I stepped out of the Dongnimmun Station at Seodaemun-gu, I did not have any idea as where my History lecturer would lead us to. It turned out that we were about to visit a prison museum which left me speechless even after I stepped out of it. Sodaemun Prison was built in 1907, mainly to imprison and torture Korean patriots who fought for the independence of Korea from Japanese Rule. Its name has been changed many times over the years: to Kyongsong Prison in 1908, back to Sodaemun Prison in 1912, Sodaemun Penitentiary in 1923, Seoul Penitentiary in 1950, Seoul Correctional Institute in 1961, and Seoul Detention Camp in 1967.

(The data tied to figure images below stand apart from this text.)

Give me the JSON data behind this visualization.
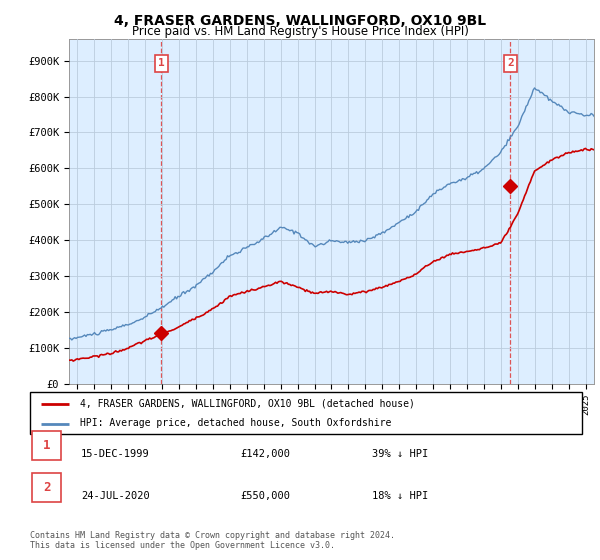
{
  "title": "4, FRASER GARDENS, WALLINGFORD, OX10 9BL",
  "subtitle": "Price paid vs. HM Land Registry's House Price Index (HPI)",
  "title_fontsize": 10,
  "subtitle_fontsize": 8.5,
  "ylabel_ticks": [
    "£0",
    "£100K",
    "£200K",
    "£300K",
    "£400K",
    "£500K",
    "£600K",
    "£700K",
    "£800K",
    "£900K"
  ],
  "ytick_values": [
    0,
    100000,
    200000,
    300000,
    400000,
    500000,
    600000,
    700000,
    800000,
    900000
  ],
  "ylim": [
    0,
    960000
  ],
  "xlim_start": 1994.5,
  "xlim_end": 2025.5,
  "hpi_color": "#5588bb",
  "price_color": "#cc0000",
  "dashed_color": "#dd4444",
  "chart_bg": "#ddeeff",
  "transaction1_x": 1999.96,
  "transaction1_y": 142000,
  "transaction1_label": "1",
  "transaction1_date": "15-DEC-1999",
  "transaction1_price": "£142,000",
  "transaction1_hpi": "39% ↓ HPI",
  "transaction2_x": 2020.56,
  "transaction2_y": 550000,
  "transaction2_label": "2",
  "transaction2_date": "24-JUL-2020",
  "transaction2_price": "£550,000",
  "transaction2_hpi": "18% ↓ HPI",
  "legend_line1": "4, FRASER GARDENS, WALLINGFORD, OX10 9BL (detached house)",
  "legend_line2": "HPI: Average price, detached house, South Oxfordshire",
  "footer": "Contains HM Land Registry data © Crown copyright and database right 2024.\nThis data is licensed under the Open Government Licence v3.0.",
  "background_color": "#ffffff",
  "grid_color": "#bbccdd",
  "hpi_key_years": [
    1994,
    1995,
    1996,
    1997,
    1998,
    1999,
    2000,
    2001,
    2002,
    2003,
    2004,
    2005,
    2006,
    2007,
    2008,
    2009,
    2010,
    2011,
    2012,
    2013,
    2014,
    2015,
    2016,
    2017,
    2018,
    2019,
    2020,
    2021,
    2022,
    2023,
    2024,
    2025
  ],
  "hpi_key_vals": [
    118000,
    128000,
    138000,
    148000,
    163000,
    182000,
    210000,
    240000,
    270000,
    310000,
    355000,
    375000,
    400000,
    430000,
    415000,
    378000,
    393000,
    388000,
    395000,
    415000,
    445000,
    478000,
    525000,
    555000,
    570000,
    595000,
    640000,
    710000,
    820000,
    780000,
    750000,
    740000
  ],
  "price_key_years": [
    1994,
    1995,
    1996,
    1997,
    1998,
    1999,
    2000,
    2001,
    2002,
    2003,
    2004,
    2005,
    2006,
    2007,
    2008,
    2009,
    2010,
    2011,
    2012,
    2013,
    2014,
    2015,
    2016,
    2017,
    2018,
    2019,
    2020,
    2021,
    2022,
    2023,
    2024,
    2025
  ],
  "price_key_vals": [
    60000,
    68000,
    76000,
    85000,
    100000,
    120000,
    138000,
    158000,
    183000,
    210000,
    245000,
    258000,
    270000,
    285000,
    268000,
    250000,
    255000,
    248000,
    255000,
    268000,
    285000,
    305000,
    340000,
    360000,
    368000,
    378000,
    390000,
    470000,
    590000,
    620000,
    640000,
    650000
  ],
  "hpi_noise_seed": 10,
  "hpi_noise_scale": 8000,
  "price_noise_seed": 20,
  "price_noise_scale": 5000
}
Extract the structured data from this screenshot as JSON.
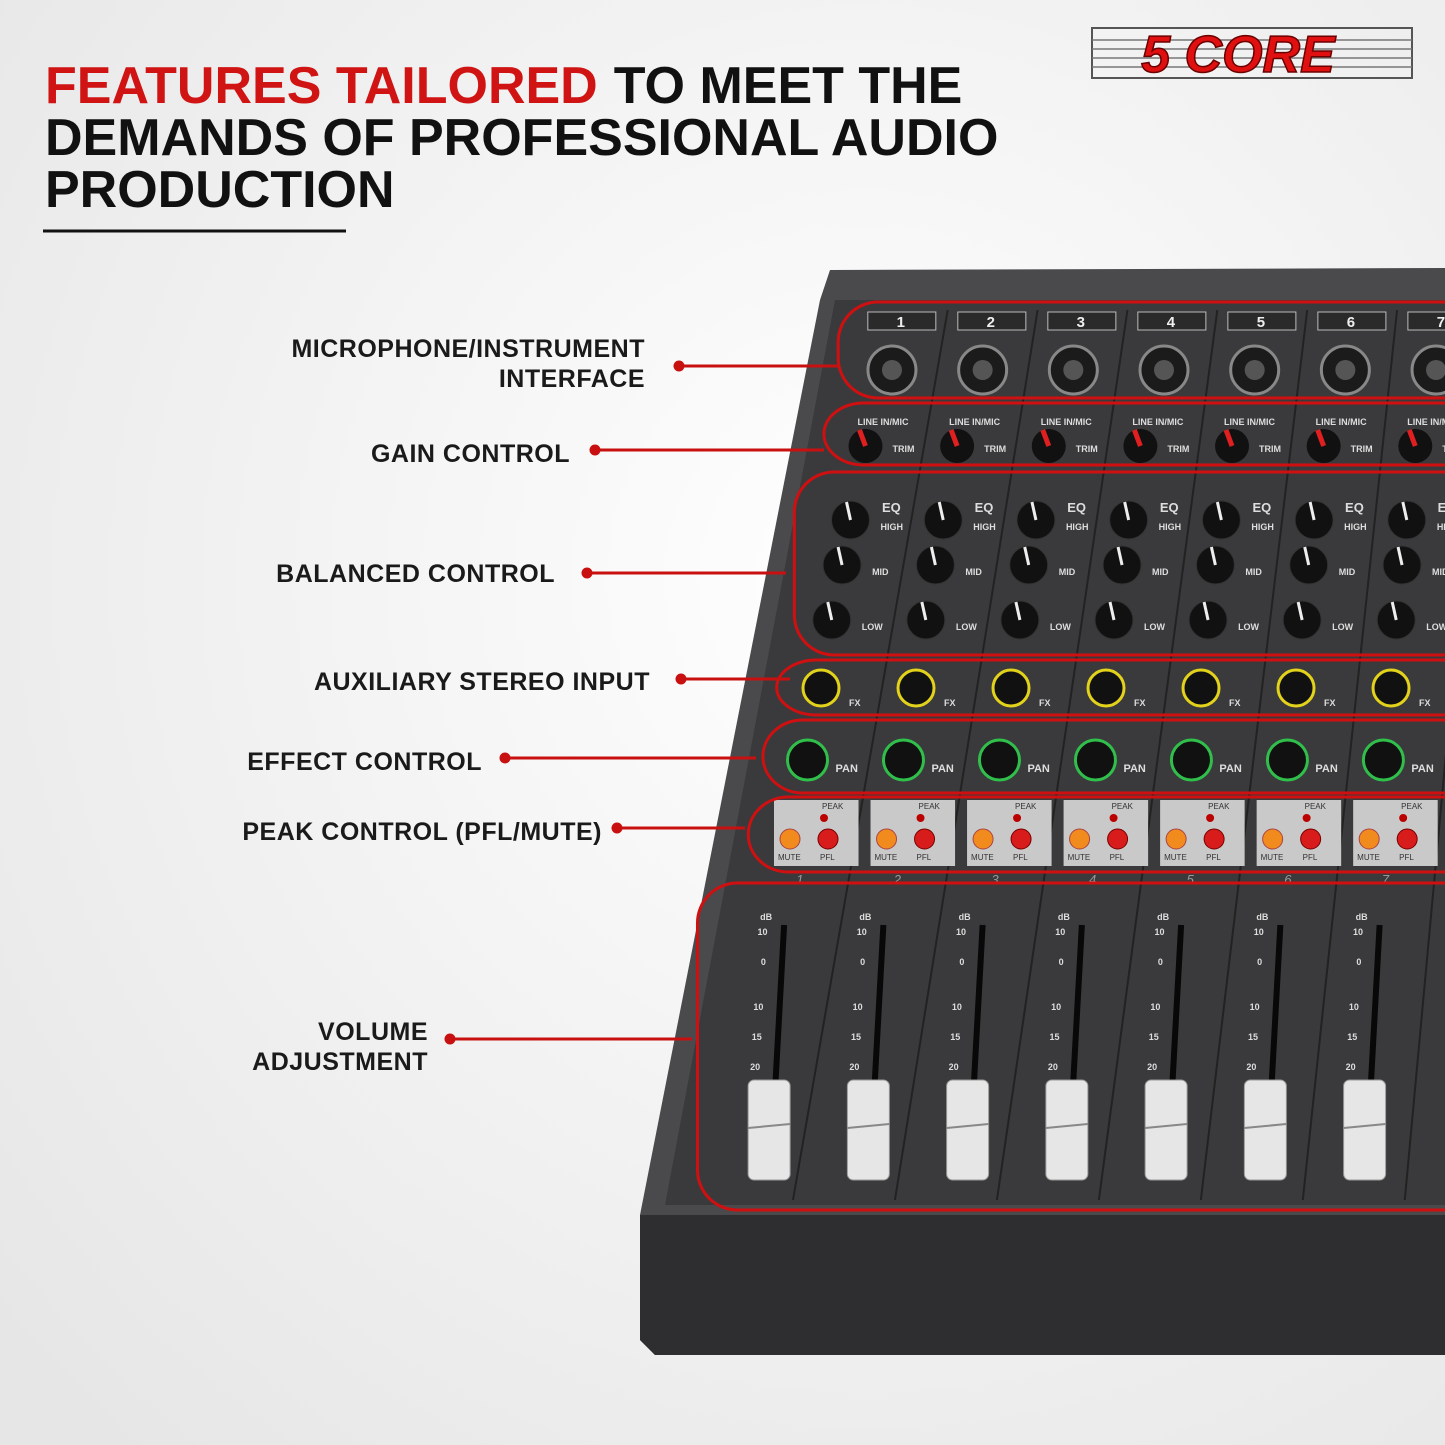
{
  "header": {
    "title": {
      "highlight": "FEATURES TAILORED",
      "lines": [
        "TO MEET THE",
        "DEMANDS OF PROFESSIONAL AUDIO",
        "PRODUCTION"
      ]
    },
    "logo": "5 CORE"
  },
  "callouts": [
    {
      "lines": [
        "MICROPHONE/INSTRUMENT",
        "INTERFACE"
      ]
    },
    {
      "lines": [
        "GAIN CONTROL"
      ]
    },
    {
      "lines": [
        "BALANCED CONTROL"
      ]
    },
    {
      "lines": [
        "AUXILIARY STEREO INPUT"
      ]
    },
    {
      "lines": [
        "EFFECT CONTROL"
      ]
    },
    {
      "lines": [
        "PEAK CONTROL (PFL/MUTE)"
      ]
    },
    {
      "lines": [
        "VOLUME",
        "ADJUSTMENT"
      ]
    }
  ],
  "mixer": {
    "channels": [
      "1",
      "2",
      "3",
      "4",
      "5",
      "6",
      "7"
    ],
    "labels": {
      "input": "LINE IN/MIC",
      "trim": "TRIM",
      "eq": "EQ",
      "high": "HIGH",
      "mid": "MID",
      "low": "LOW",
      "fx": "FX",
      "pan": "PAN",
      "peak": "PEAK",
      "mute": "MUTE",
      "pfl": "PFL",
      "db": "dB"
    },
    "fader_scale": [
      "10",
      "0",
      "10",
      "15",
      "20"
    ]
  }
}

It was raining at the time I got there at the Independence Hall. And never did I expect to see what was stored a bit further behind the park's museum-turned prison. What interested me was not only the fact that the museum cast the almost-real depictions of Japanese's cruelty in Korea during Japanese rule; but more than that, it raised me a question as to how this kind of museum could exist. This was simply because I had never seen the kind of museum about Japanese cruelty in Indonesia so vividly depicted as the one I saw in Sodaemun Prison.

I used to see the kind of Japanese rule diorama in Vrederburg Fortress in Jogjakarta but the Japanese rule was represented only by its Romusha--forced laborers during the Japanese occupation in World War II.

Nothing compared to what I saw there.